An additional observation was that the density of betaadrenergic receptors on leukocytes of these normal subjects
was inversely correlated with circulating and 24 hour urinary
catecholamine levels (25). The levels of catecholamines in
the blood and urine presumably reflected sympathetic nerve
activity. Thus. the higher the level of sympathetic nervous
system activity (the greater the concentration of catecholamines in the receptor milieu), the more down regulation
had occurred (that is, the lower the density of receptors).

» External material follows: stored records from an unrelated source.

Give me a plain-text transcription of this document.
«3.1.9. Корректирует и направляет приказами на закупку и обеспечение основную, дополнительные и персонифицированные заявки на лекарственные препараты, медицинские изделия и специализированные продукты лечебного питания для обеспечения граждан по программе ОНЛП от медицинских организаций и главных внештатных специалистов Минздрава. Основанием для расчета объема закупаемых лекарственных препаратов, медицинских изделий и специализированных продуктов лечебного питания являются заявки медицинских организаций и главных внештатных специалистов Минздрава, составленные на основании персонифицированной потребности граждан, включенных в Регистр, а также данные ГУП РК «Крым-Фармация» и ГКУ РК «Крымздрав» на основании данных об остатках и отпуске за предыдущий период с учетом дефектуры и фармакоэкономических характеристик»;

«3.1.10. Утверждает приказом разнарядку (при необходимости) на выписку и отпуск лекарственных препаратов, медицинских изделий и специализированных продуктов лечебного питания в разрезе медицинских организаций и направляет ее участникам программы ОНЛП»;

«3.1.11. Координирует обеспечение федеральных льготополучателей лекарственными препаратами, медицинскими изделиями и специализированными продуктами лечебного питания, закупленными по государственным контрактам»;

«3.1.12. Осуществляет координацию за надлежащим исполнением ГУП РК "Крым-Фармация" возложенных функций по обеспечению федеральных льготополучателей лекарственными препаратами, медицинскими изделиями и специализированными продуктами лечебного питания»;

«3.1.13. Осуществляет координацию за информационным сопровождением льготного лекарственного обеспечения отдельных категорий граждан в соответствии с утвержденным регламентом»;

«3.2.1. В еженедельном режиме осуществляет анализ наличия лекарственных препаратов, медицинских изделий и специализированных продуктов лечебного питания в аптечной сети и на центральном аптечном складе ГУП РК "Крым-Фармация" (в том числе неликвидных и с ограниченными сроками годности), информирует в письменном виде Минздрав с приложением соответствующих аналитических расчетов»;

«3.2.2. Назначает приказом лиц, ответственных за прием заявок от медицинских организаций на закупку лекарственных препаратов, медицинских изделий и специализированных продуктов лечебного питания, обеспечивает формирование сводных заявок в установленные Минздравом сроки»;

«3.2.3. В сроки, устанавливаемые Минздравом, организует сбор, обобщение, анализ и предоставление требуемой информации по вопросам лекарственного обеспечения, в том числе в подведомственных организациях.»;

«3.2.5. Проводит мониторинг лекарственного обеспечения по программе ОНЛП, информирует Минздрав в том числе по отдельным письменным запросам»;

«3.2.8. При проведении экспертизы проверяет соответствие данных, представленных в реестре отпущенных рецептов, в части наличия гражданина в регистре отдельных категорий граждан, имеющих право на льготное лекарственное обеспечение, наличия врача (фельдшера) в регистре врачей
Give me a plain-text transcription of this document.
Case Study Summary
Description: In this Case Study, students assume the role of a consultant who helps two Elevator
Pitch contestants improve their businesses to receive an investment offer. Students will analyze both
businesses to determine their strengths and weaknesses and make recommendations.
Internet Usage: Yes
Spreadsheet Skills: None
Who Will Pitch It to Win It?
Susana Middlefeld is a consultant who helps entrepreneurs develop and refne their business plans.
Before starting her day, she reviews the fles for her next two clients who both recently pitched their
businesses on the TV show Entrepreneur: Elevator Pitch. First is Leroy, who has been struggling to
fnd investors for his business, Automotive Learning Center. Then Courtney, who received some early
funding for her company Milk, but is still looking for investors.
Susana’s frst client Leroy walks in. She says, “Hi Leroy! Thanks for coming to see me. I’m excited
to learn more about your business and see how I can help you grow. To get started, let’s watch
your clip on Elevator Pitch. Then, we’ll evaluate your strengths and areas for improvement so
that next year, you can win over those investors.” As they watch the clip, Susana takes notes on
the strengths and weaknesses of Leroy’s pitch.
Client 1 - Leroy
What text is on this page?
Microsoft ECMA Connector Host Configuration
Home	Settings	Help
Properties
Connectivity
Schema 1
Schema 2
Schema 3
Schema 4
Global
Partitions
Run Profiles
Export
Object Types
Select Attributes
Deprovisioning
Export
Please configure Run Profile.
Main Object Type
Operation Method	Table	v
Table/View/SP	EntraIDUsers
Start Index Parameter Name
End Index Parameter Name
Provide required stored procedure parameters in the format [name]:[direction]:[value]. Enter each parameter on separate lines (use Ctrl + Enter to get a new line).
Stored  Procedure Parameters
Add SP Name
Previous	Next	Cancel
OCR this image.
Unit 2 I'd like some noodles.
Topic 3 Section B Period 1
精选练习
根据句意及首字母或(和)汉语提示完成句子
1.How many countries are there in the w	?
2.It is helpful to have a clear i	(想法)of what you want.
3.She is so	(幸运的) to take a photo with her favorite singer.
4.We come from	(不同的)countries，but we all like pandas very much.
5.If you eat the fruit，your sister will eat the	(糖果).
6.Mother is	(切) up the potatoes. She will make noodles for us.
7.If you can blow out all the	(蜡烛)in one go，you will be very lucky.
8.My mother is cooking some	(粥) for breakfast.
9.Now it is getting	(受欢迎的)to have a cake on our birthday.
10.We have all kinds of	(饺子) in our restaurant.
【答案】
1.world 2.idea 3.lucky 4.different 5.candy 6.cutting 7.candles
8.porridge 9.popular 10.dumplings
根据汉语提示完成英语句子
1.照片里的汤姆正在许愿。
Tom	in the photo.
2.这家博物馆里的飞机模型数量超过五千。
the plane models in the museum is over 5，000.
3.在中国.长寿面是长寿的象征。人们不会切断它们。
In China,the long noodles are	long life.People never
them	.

These results provide a plausible explanation for the substantial interindividual variation in density of receptors on
leukocytes of normal subjects (25,30). They also provide
one possible explanation for the differences in response of
individual patients to certain drugs (see later).
Changes with aging. Resting heart rate and cardiac output tend to diminish with age (31,32). It is reasonable to
hypothesize that one possible mechanism for this trend is a
change in beta-adrenergic receptors in the heart. It has been
observed that elderly persons have decreased responsiveness
to infusions of isoproterenol (33) and a lesser number of
beta-adrenergic receptors on lymphocytes (34). A possible
mechanism for reduced numbers of beta-adrenergic receptors with senescence is diminished rate of receptor synthesis.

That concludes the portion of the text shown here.